Jessie shot back, "Huh? Why should we?"

"Because… catching Pokémon is wrong?"

Even as he said it, Ash's firm statement turned into a question.

"That's weird, kid," James said lazily.

"If catching your Electric Mouse is wrong, it's because it belongs to you."

"But these Butterfree are wild Pokémon. Why can't we catch them?"

"Didn't you catch that Metapod the same way?"

"You're hilarious, nya."

Their barrage of logic turned Ash's face red. He wanted to fire back—but didn't know how.

They were right.

Catching Pokémon was catching Pokémon. Why was it fine when he did it, but wrong when Team Rocket did?

"…That's different," Ash muttered weakly.

"I only caught one. You caught a hundred."

"Is that really a difference?" Jessie shrugged.
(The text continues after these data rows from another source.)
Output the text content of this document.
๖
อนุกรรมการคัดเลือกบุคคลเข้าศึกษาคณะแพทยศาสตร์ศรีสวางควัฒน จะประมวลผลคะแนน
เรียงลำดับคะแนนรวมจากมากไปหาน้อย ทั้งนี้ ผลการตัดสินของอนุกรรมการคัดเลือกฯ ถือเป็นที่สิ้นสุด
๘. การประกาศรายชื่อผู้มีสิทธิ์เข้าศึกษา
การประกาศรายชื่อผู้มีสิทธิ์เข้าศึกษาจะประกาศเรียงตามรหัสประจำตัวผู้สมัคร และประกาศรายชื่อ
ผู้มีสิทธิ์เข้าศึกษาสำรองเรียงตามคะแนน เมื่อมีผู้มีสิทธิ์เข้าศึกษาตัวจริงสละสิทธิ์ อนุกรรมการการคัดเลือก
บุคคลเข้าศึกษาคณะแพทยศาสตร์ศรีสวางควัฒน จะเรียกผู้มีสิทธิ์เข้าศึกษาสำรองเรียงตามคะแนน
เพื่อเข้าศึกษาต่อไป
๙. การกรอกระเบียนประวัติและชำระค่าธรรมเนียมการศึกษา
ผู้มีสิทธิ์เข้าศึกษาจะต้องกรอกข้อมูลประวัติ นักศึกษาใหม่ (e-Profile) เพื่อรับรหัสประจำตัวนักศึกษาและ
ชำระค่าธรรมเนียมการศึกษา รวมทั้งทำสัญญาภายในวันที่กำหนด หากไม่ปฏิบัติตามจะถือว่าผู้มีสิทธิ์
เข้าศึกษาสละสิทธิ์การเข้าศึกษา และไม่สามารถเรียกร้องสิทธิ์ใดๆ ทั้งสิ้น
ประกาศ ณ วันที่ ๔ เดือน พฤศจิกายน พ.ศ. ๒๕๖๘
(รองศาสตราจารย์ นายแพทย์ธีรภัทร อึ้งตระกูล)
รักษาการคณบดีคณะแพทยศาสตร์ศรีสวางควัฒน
"If I like them, can't I just catch more?"

"I bet when you find a Pokémon you like, you'll try catching thirty of them at once."

"That's not true!" Ash shouted.

"I'd never catch thirty of the same Pokémon!"

Then—suddenly—he found his angle.

"We use Poké Balls. You use a giant net. That's illegal!"

"Idiot. Bug Catchers use nets all the time."

"Poké Balls and nets are both external tools. Why look down on nets?"

"Do you know how hard a bug-catching net works, nya?"

Ash: "..."

He hurriedly turned to the two veterans beside him for help.

This was verbal combat.

Naturally, it should be 3 vs 3!

Brock blinked his big eyes, puzzled.

"Well… it is twisted logic, but I honestly don't know how to refute it."

Misty frowned as well.

"Bug-catching nets really do work hard…"

Team Rocket had always been masters of trash talk.

Ash: "..."

When he finally came back to his senses, he realized something terrifying.

Why did it feel like this had turned into 5 vs 1?